Evaluating LLM Reasoning Beyond Correctness and CoT
What does it truly mean for a language model to “reason”? Current evaluations reward models’ correct standalone answers—but correctness alone reveals little about the process that produced them. We argue that reasoning should be understood not as a static chain of steps but as a dynamic trajectory in which ideas interact, clash, and evolve into integrated insights.
Building on the philosophical tradition of dialectics, we introduce SIEV, a structured evaluation framework that assesses reasoning through explicit thesis–antithesis–synthesis interactions. SIEV produces interpretable trajectories that highlight key properties of reasoning—robustness to challenge, adaptability under conflict, and synthesis across competing viewpoints—dimensions that conventional correctness-based metrics cannot capture.
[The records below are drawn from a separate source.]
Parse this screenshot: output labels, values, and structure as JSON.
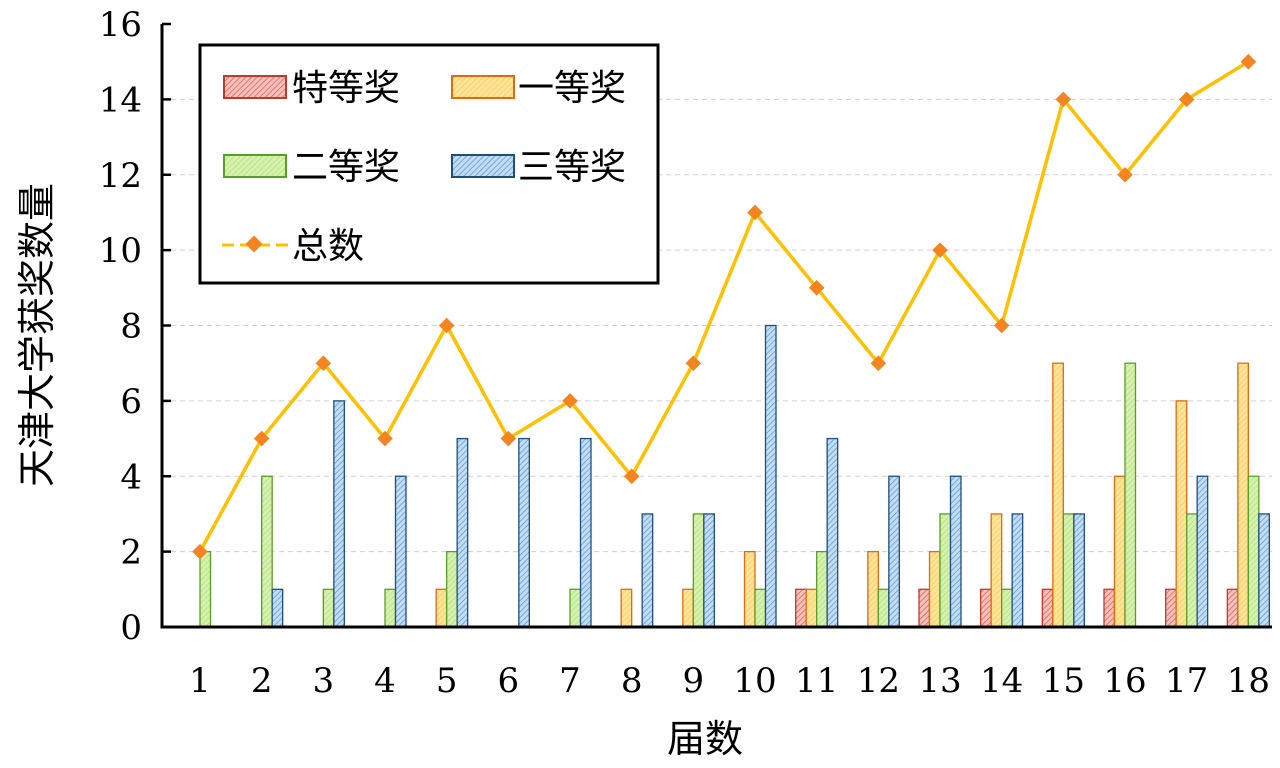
{
  "chart_data": {
    "type": "bar",
    "title": "",
    "xlabel": "届数",
    "ylabel": "天津大学获奖数量",
    "ylim": [
      0,
      16
    ],
    "yticks": [
      0,
      2,
      4,
      6,
      8,
      10,
      12,
      14,
      16
    ],
    "categories": [
      "1",
      "2",
      "3",
      "4",
      "5",
      "6",
      "7",
      "8",
      "9",
      "10",
      "11",
      "12",
      "13",
      "14",
      "15",
      "16",
      "17",
      "18"
    ],
    "grid": "horizontal dashed",
    "legend_position": "top-left",
    "series": [
      {
        "name": "特等奖",
        "kind": "bar",
        "fill": "#f4b0a8",
        "stroke": "#c0392b",
        "values": [
          0,
          0,
          0,
          0,
          0,
          0,
          0,
          0,
          0,
          0,
          1,
          0,
          1,
          1,
          1,
          1,
          1,
          1
        ]
      },
      {
        "name": "一等奖",
        "kind": "bar",
        "fill": "#ffd980",
        "stroke": "#e06a10",
        "values": [
          0,
          0,
          0,
          0,
          1,
          0,
          0,
          1,
          1,
          2,
          1,
          2,
          2,
          3,
          7,
          4,
          6,
          7
        ]
      },
      {
        "name": "二等奖",
        "kind": "bar",
        "fill": "#c9ec9a",
        "stroke": "#5a9e2a",
        "values": [
          2,
          4,
          1,
          1,
          2,
          0,
          1,
          0,
          3,
          1,
          2,
          1,
          3,
          1,
          3,
          7,
          3,
          4
        ]
      },
      {
        "name": "三等奖",
        "kind": "bar",
        "fill": "#a9cdf0",
        "stroke": "#1f4e79",
        "values": [
          0,
          1,
          6,
          4,
          5,
          5,
          5,
          3,
          3,
          8,
          5,
          4,
          4,
          3,
          3,
          0,
          4,
          3
        ]
      },
      {
        "name": "总数",
        "kind": "line",
        "line_color": "#ffc000",
        "marker_color": "#f28522",
        "values": [
          2,
          5,
          7,
          5,
          8,
          5,
          6,
          4,
          7,
          11,
          9,
          7,
          10,
          8,
          14,
          12,
          14,
          15
        ]
      }
    ]
  }
}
Empirical results on GSM and MMLU demonstrate substantial gaps in the reasoning abilities of state-of-the-art models: for example, GPT‑5‑chat loses more than 40 points (out of 100) on GSM when evaluated through SIEV’s process-oriented lens. By shifting focus from what answer a model gives to how it arrives there, SIEV enables a more transparent and principled distinction between structured reasoning and surface-level pattern generation offering a clearer foundation for assessing and understanding the reasoning capabilities of LLMs.